Translating Assessments into Practice Using Person-Centered Measurement Principles: An Exemplar Using the Coma Recovery Scale-Revised
Patients with disorders of consciousness (DoC) rely on their family and rehabilitation practitioners to make evidence-based clinical decisions. Practice guidelines for patients with DoC strongly recommend that rehabilitation practitioners conduct serial neurobehavioral standardized assessments. The Coma Recovery Scale-Revised (CRS-R) is widely used, yet results are difficult to interpret and communicate in clinical settings. These challenges limit the exchange of clinical information between rehabilitation practitioners and the patient’s family. Our team aimed to support rehabilitation practitioners at four post-acute care health systems in communicating CRS-R results with families.
We leveraged Rasch Measurement Theory to transform the ordinal CRS-R scale into an equal interval ruler. We engaged rehabilitation practitioners and family care partners to create the Recovery Ruler, a visual display of the CRS-R results. To support the adoption of the Recovery Ruler at these clinical sites, we collaborated with rehabilitation practitioners to tailor the Recovery Ruler. To examine adoption of the finalized Recovery Ruler, we conducted a 6-month observational study with repeated self-report surveys asking practitioners about the frequency of CRS-R administrations, frequency of Recovery Ruler use, and barriers to adoption.

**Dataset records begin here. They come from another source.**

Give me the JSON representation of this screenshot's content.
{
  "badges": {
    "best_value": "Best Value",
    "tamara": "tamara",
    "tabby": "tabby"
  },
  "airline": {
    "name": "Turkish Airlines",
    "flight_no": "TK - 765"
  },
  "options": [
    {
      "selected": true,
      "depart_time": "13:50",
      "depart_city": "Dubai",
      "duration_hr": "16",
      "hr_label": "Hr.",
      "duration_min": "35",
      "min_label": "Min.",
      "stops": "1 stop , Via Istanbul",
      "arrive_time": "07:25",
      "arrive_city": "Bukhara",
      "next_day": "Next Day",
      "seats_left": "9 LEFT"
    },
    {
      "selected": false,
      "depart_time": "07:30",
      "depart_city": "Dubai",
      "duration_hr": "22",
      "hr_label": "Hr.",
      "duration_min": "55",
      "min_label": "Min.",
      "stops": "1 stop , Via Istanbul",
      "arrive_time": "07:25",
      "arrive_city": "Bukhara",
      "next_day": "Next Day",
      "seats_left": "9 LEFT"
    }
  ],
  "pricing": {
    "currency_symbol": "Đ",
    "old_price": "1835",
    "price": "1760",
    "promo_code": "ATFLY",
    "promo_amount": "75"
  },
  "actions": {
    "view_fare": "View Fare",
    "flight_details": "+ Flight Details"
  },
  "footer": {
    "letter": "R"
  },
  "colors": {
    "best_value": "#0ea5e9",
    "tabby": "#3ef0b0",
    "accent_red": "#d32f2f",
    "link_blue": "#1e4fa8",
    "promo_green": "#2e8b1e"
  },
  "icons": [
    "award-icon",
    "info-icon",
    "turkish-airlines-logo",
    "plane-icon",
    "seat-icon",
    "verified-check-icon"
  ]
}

To identify barriers and facilitators to adopting the Recovery Ruler, we interviewed practitioners and organizational leaders at each site.
Tailoring the Recovery Ruler: All programs suggested revisions to make the Recovery Ruler easier to understand. During the tailoring process, we identified three core functions of the Recovery Ruler: 1) communicating CRS-R data with family care partners, 2) guiding interpretation of CRS-R data, and 3) providing context for CRS-R data.
Adoption of the Recovery Ruler: We enrolled 26 rehabilitation practitioners across the four sites. The Recovery Ruler had a 92% adoption rate, and practitioners reported utilizing the Recovery Ruler 42% of the time. The most frequently endorsed barrier (n=7, 29%) for the Recovery Ruler was, “I have problems changing my old routines.” The most frequently endorsed facilitator (n=23, 96%) was their belief about the CRS-R Recovery Ruler. Practitioners found “the Recovery Ruler [to be] a good starting point” when explaining CRS-R results to family.
Barriers and Facilitators of Adopting the Recovery Ruler: We interviewed 13 practitioners and organizational leaders to identify implementation strategies that could facilitate the sustained implementation of the Recovery Ruler. We learned that many practitioners felt that the Recovery Ruler was important when the family was in the room because it supported their conversations about the results. Many practitioners described not using the Recovery Ruler because they felt family members were not “ready” for it due to the emotional challenges of caring for a family member with DoC.
Lessons Learned. Our rich data stemmed from conducting interviews with rehabilitation practitioners. We wanted to connect with families exposed to the Recovery Ruler because we wanted to know whether they found the Ruler easy-to-understand, but were unable to do so during the short project period. While this pilot study provides data describing the barriers and facilitators for adopting a new tool in clinical practice, we plan to map the barriers to implementation strategies that can be tested during a future multi-site implementation science study.
About this
Applied LeaRRning Case
Jennifer Weaver, PhD, OTR/L, Assistant Professor, Department of Occupational Therapy at Colorado State University
Case background
This pilot study aimed to improve adoption and implementation of the Recovery Ruler, a visual tool to make Coma Recovery Scale-Revised data easier to interpret and share. The Recovery Ruler was used by 25 rehabilitation practitioners across four health systems, the tool showed high adoption (92%) and supported communication with families. Key barriers included resistance to routine change and the practitioners’ perceptions of the family’s emotional readiness.
“Implementing a tool that ensures transparent, accessible data is foundational for advancing person-centered rehabilitation measurement.”